Am Verdampfer findet die Wärmeaufnahme in einer Kälteanlage statt. Hier wird mittels Regulierung der Verdampungstemperatur das flüssige Kältemittel, durch die Aufnahme von Umgebungswärme, verdampft > daher auch der Begriff „Verdampfer“.

Der Verdampferlüfter, umgangssprachlich auch „Ventilator“ genannt, sorgt für einen permanenten Luftstrom über die Wärmeübertragerflächen und fördert die warme Luft über den kalten Verdampfer.

Auf Grund äußerer Einflüsse (wie z.B. Staub, Lebensmittelreste, Verpackungsmaterialien u.ä.) kommt es zwangsläufig zur Verschmutzung der Wärmeübertragerflächen (Lamellen). Somit wird der Wärmeübergang von der Luft an die Verdampferoberfläche gestört.

 

Folgen eines verschmutzten Verdampfers:

  1. Störung der Luftführung im Kühlmöbel
  2. Leistungsreduzierung des Kühlmöbels
  3. keine ausreichende Kühlung der Ware
  4. längere Laufzeiten durch verminderte Kälteleistung
  5. erhöhter Stromverbrauch
  6. Vereisungen der Wärmeübertrager die zum Ausfall der Kühlung führen
  7. verstopfen der Tauwasserabflüsse und Abflussrohre
  8. hygienische Mängel durch Schimmelbildung

Bild: LKD Servie Group

 

Der Verflüssiger

Der Verflüssiger hat die Aufgabe die im Kühlmöbel aufgenommene Wärme an die Umgebungsluft, ausserhalb des Gebäudes, abzugeben. Dies funktioniert allerdings auch nur bei gut gewarteten Wärmeübertragerflächen. Auch hier haben die „Ventilatoren“ die Aufgabe die Luft an die Wärmeübertragerfläche zu fördern damit ein besserer Wärmeübergang vom Verflüssiger zur Umgebungsluft stattfinden kann.

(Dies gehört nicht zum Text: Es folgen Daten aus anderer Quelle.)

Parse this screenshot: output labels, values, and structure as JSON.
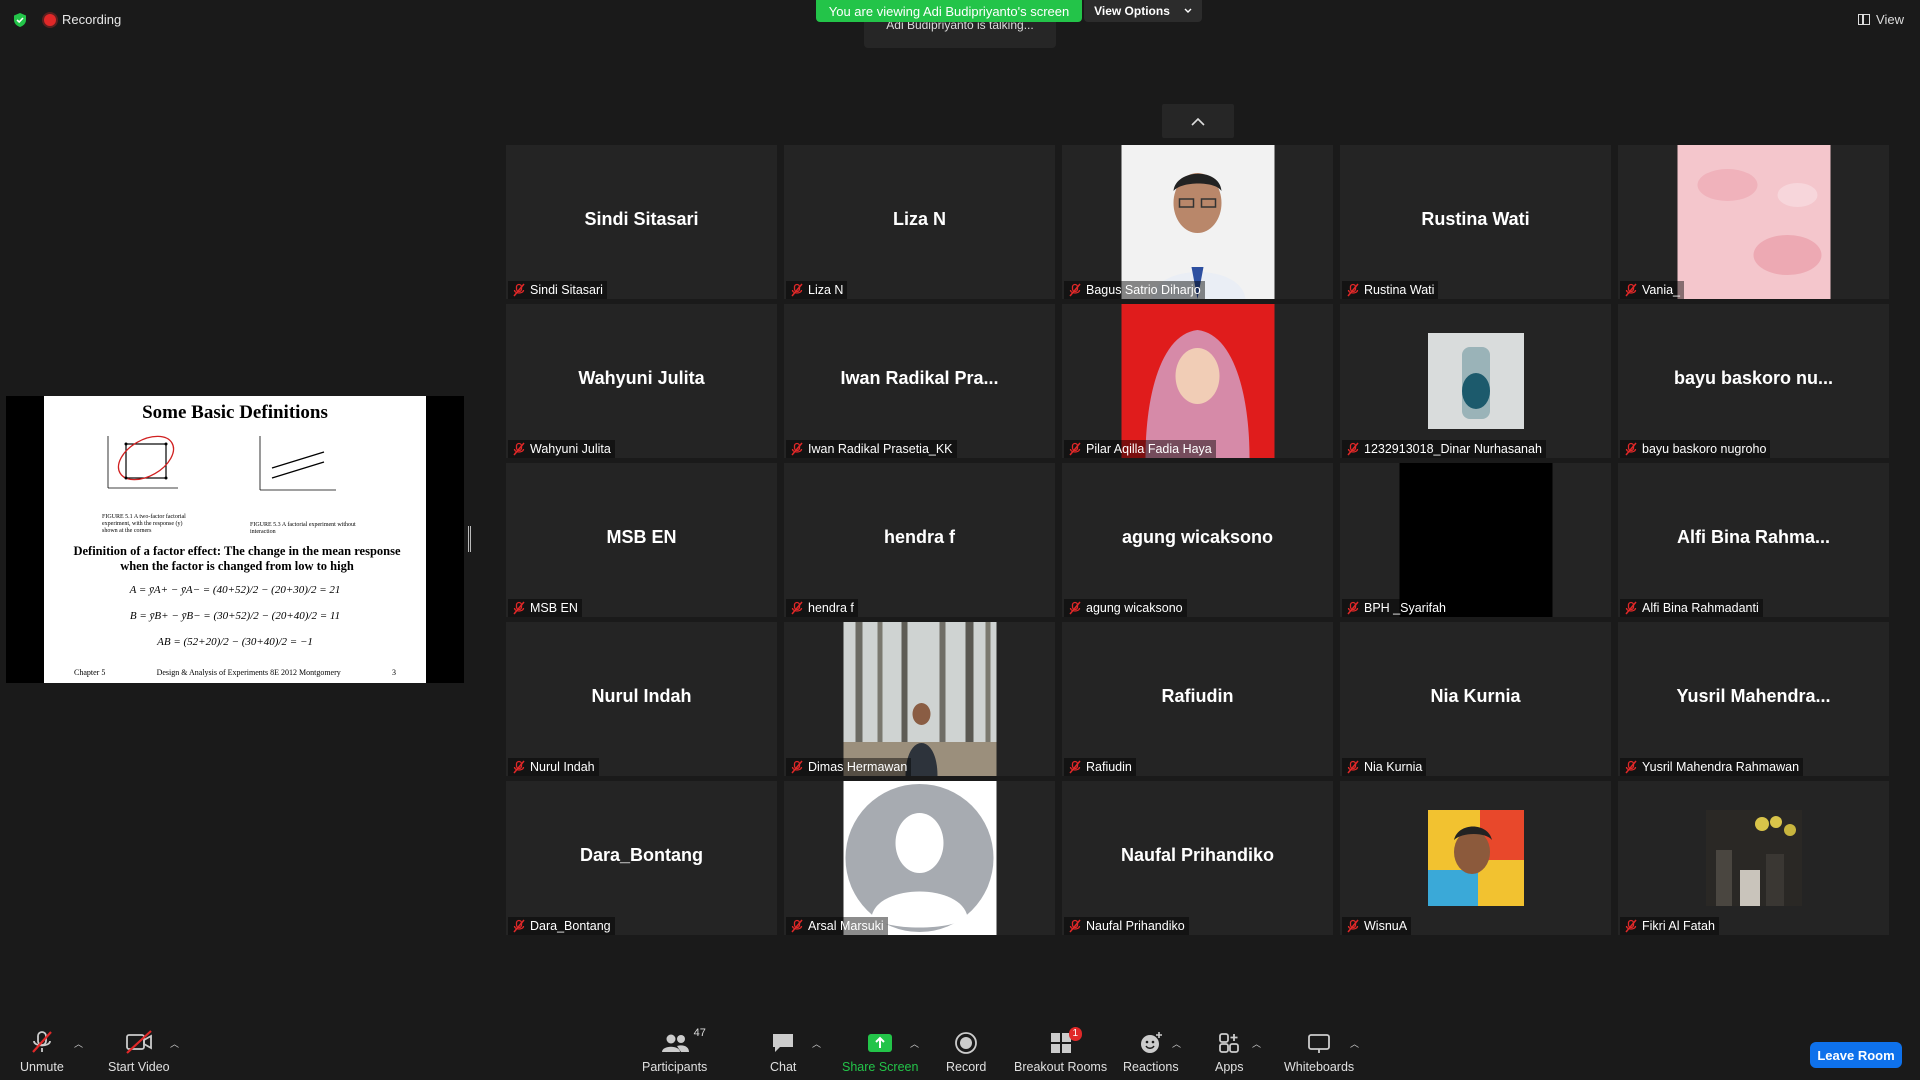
{
  "status": {
    "recording_label": "Recording"
  },
  "banner": {
    "viewing_text": "You are viewing Adi Budipriyanto's screen",
    "view_options_label": "View Options",
    "talking_text": "Adi Budipriyanto is talking..."
  },
  "view_label": "View",
  "slide": {
    "title": "Some Basic Definitions",
    "fig1_caption": "FIGURE 5.1  A two-factor factorial experiment, with the response (y) shown at the corners",
    "fig2_caption": "FIGURE 5.3  A factorial experiment without interaction",
    "definition": "Definition of a factor effect: The change in the mean response when the factor is changed from low to high",
    "eq_a": "A = ȳA+ − ȳA− = (40+52)/2 − (20+30)/2 = 21",
    "eq_b": "B = ȳB+ − ȳB− = (30+52)/2 − (20+40)/2 = 11",
    "eq_ab": "AB = (52+20)/2 − (30+40)/2 = −1",
    "footer_left": "Chapter 5",
    "footer_center": "Design & Analysis of Experiments 8E 2012 Montgomery",
    "footer_right": "3"
  },
  "participants": [
    {
      "center_name": "Sindi Sitasari",
      "label": "Sindi Sitasari",
      "video": "none"
    },
    {
      "center_name": "Liza N",
      "label": "Liza N",
      "video": "none"
    },
    {
      "center_name": "",
      "label": "Bagus Satrio Diharjo",
      "video": "photo-man-white"
    },
    {
      "center_name": "Rustina Wati",
      "label": "Rustina Wati",
      "video": "none"
    },
    {
      "center_name": "",
      "label": "Vania_",
      "video": "pink-texture"
    },
    {
      "center_name": "Wahyuni Julita",
      "label": "Wahyuni Julita",
      "video": "none"
    },
    {
      "center_name": "Iwan Radikal Pra...",
      "label": "Iwan Radikal Prasetia_KK",
      "video": "none"
    },
    {
      "center_name": "",
      "label": "Pilar Aqilla Fadia Haya",
      "video": "photo-hijab-red"
    },
    {
      "center_name": "",
      "label": "1232913018_Dinar Nurhasanah",
      "video": "small-bottle"
    },
    {
      "center_name": "bayu baskoro nu...",
      "label": "bayu baskoro nugroho",
      "video": "none"
    },
    {
      "center_name": "MSB EN",
      "label": "MSB EN",
      "video": "none"
    },
    {
      "center_name": "hendra f",
      "label": "hendra f",
      "video": "none"
    },
    {
      "center_name": "agung wicaksono",
      "label": "agung wicaksono",
      "video": "none"
    },
    {
      "center_name": "",
      "label": "BPH _Syarifah",
      "video": "black"
    },
    {
      "center_name": "Alfi Bina Rahma...",
      "label": "Alfi Bina Rahmadanti",
      "video": "none"
    },
    {
      "center_name": "Nurul Indah",
      "label": "Nurul Indah",
      "video": "none"
    },
    {
      "center_name": "",
      "label": "Dimas Hermawan",
      "video": "photo-forest"
    },
    {
      "center_name": "Rafiudin",
      "label": "Rafiudin",
      "video": "none"
    },
    {
      "center_name": "Nia Kurnia",
      "label": "Nia Kurnia",
      "video": "none"
    },
    {
      "center_name": "Yusril Mahendra...",
      "label": "Yusril Mahendra Rahmawan",
      "video": "none"
    },
    {
      "center_name": "Dara_Bontang",
      "label": "Dara_Bontang",
      "video": "none"
    },
    {
      "center_name": "",
      "label": "Arsal Marsuki",
      "video": "default-avatar"
    },
    {
      "center_name": "Naufal Prihandiko",
      "label": "Naufal Prihandiko",
      "video": "none"
    },
    {
      "center_name": "",
      "label": "WisnuA",
      "video": "small-colorful"
    },
    {
      "center_name": "",
      "label": "Fikri Al Fatah",
      "video": "small-dark-room"
    }
  ],
  "toolbar": {
    "unmute_label": "Unmute",
    "start_video_label": "Start Video",
    "participants_label": "Participants",
    "participants_count": "47",
    "chat_label": "Chat",
    "share_screen_label": "Share Screen",
    "record_label": "Record",
    "breakout_label": "Breakout Rooms",
    "breakout_badge": "1",
    "reactions_label": "Reactions",
    "apps_label": "Apps",
    "whiteboards_label": "Whiteboards",
    "leave_label": "Leave Room"
  },
  "colors": {
    "background": "#1a1a1a",
    "tile": "#242424",
    "banner_green": "#23c449",
    "leave_blue": "#0e71eb",
    "mute_red": "#e02828"
  }
}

Die äußeren Einflüsse wie z.B. Staub und Pflanzenpollen „verstopfen“ die Lamellen des Verflüssigers sehr schnell, die Luftführung wird beeinträchtigt bzw. gänzlich unterbrochen was zur „Überhitzung“ der Kälteanlage führt. Es kommt zur Hochdruckstörung und somit zum Ausfall der Anlage.

 

Folgen eines verschmutzten Verflüssigers:

  1. Minderung der Kälteleistung
  2. erhöhter Stromverbrauch
  3. zwangsläufiger Ausfall der Anlage

 

Eine saubere und gut gewartete Kälteanlage spart bares Geld!